31 Oct

The PI Demo is Online

Dear Friends of PI,

Over the last months, thanks to a USAID grant awarded to PI as one of the winners of the Tech Challenge for Atrocity Prevention co-sponsored by Humanity United we successfully developed a web based demo of some of the PI features. At this stage the demo is based on an incident report scenario. We invite you to visit our Demo page to access the demo and test out some of its features.

PI Demo

Given our time and resource constraints, we had to choose a few features we wished to demonstrate. The Demo as it stands is far from a finished and polished product. Important PI Features such as the provision of actionable feedback to those reporting information still need to be developed, while all of the current features can be greatly enhanced, including with more advanced natural language processing algorithms.

This being said, with the demo as it stands you can put yourself in the shoes of an untrained person and

  • Contact the PI platform and report an incident by answering a number of questions via text messaging.

Or from the perspective of a staff member of one of the organizations running PI:

  • See how the PI Demo facilitates the collection of structured data which are automatically geotagged;
  • Experience how the PI Demo automatically triages reports along pre-established thematic categories;
  • You can adjust the level of confidence that a given report is clustered within a certain category;
  • You can triangulate reports which share similar characteristics including a date, a proximate location and at least one thematic category;
  • You refine the list of keywords defining each thematic category to improve automatic categorization by the PI Demo;
  • And of course, you can view and sort reports by geographic area, categories and time.

We invite all our demo users to complete a survey where we will gather first impressions as well as ideas how to improve our software.

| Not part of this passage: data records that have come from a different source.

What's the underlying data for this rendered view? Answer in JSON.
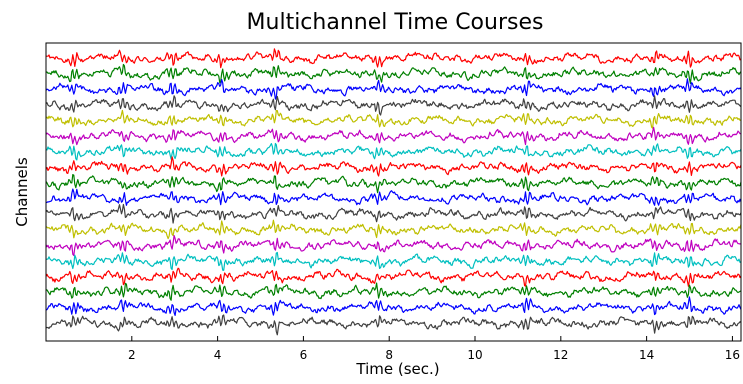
{
  "chart_data": {
    "type": "line",
    "title": "Multichannel Time Courses",
    "xlabel": "Time (sec.)",
    "ylabel": "Channels",
    "xlim": [
      0,
      16.2
    ],
    "x_ticks": [
      2,
      4,
      6,
      8,
      10,
      12,
      14,
      16
    ],
    "grid": false,
    "legend": "none",
    "channel_count": 18,
    "channel_colors": [
      "#ff0000",
      "#008000",
      "#0000ff",
      "#404040",
      "#bfbf00",
      "#bf00bf",
      "#00bfbf"
    ],
    "common_event_times": [
      0.65,
      1.8,
      2.95,
      4.1,
      5.35,
      7.75,
      11.2,
      14.2,
      15.0
    ],
    "amplitude_description": "Uncalibrated; channels stacked with fixed vertical offset"
  }
}
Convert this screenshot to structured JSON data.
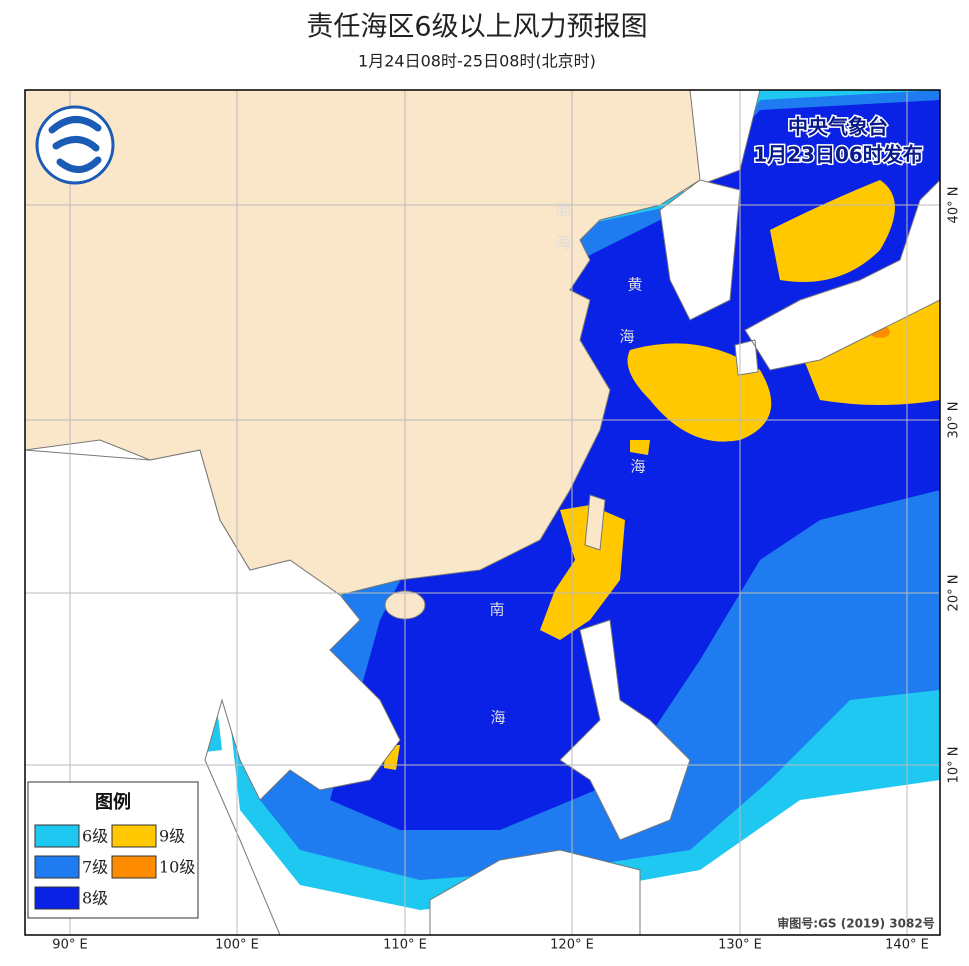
{
  "header": {
    "title": "责任海区6级以上风力预报图",
    "subtitle": "1月24日08时-25日08时(北京时)"
  },
  "issuer": {
    "agency": "中央气象台",
    "issued": "1月23日06时发布"
  },
  "legend": {
    "title": "图例",
    "items": [
      {
        "label": "6级",
        "color": "#1ec8f0"
      },
      {
        "label": "9级",
        "color": "#ffc800"
      },
      {
        "label": "7级",
        "color": "#1e7cf0"
      },
      {
        "label": "10级",
        "color": "#ff8c00"
      },
      {
        "label": "8级",
        "color": "#0a22e6"
      }
    ]
  },
  "map": {
    "lon_labels": [
      "90° E",
      "100° E",
      "110° E",
      "120° E",
      "130° E",
      "140° E"
    ],
    "lat_labels": [
      "40° N",
      "30° N",
      "20° N",
      "10° N"
    ],
    "sea_labels": [
      "渤",
      "海",
      "黄",
      "海",
      "海",
      "南",
      "海"
    ]
  },
  "approval": "审图号:GS (2019) 3082号"
}
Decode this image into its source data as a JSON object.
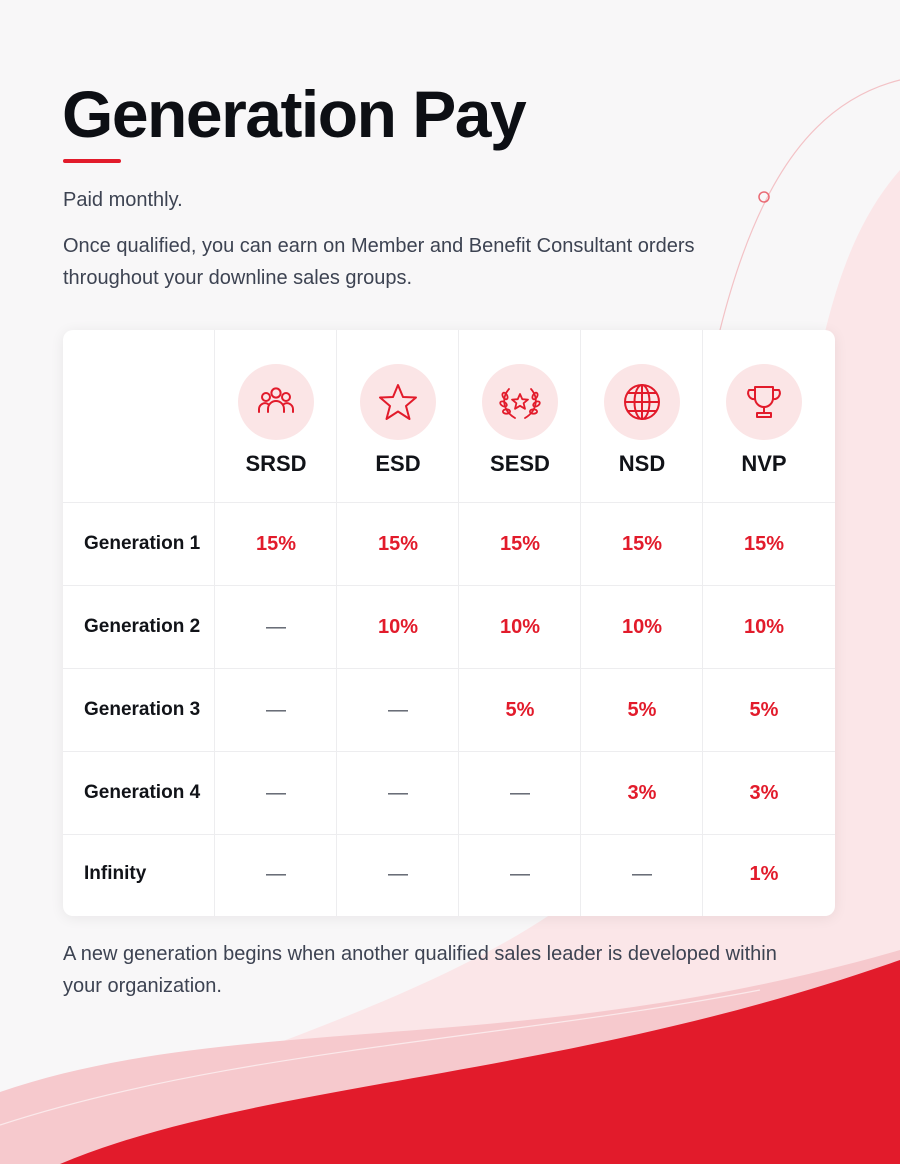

Our intention is to use this demo as a basis to discuss the development of PI’s core features, the design of thematic questionnaires and their underlying questions’ logic with PI’s stakeholders.

We also hope to use the PI Demo to raise awareness that it is possible to automate a great number of information management processes.

Lessons learned: During the design phase of the PI architecture and the development efforts of the PI Demo, we quickly learned the importance of regular face to face quality conversations with the developers’ team. As soon as a first version of the demo was coded, we tested it and communicated what worked seamlessly, bugs to be corrected and changes to features that worked but that needed to be rendered differently. Developers went back to work, delivered a new version, which we tested again. The process ended when we were happy that the features had been rendered as per the agreed specifications and all remaining bugs had been corrected.

The number of processes implemented as well as the algorithmic complexity of the Demo also provide us with an indication of the amount of efforts that will be needed to design the PI platform. It will require sustained development efforts to improve current natural language processing algorithms combined with machine learning capabilities and develop the remaining features of the PI platform. Its development will necessitate close interactions with PI stakeholders whose inputs during the design and testing phases will form the socle of PI’s development efforts.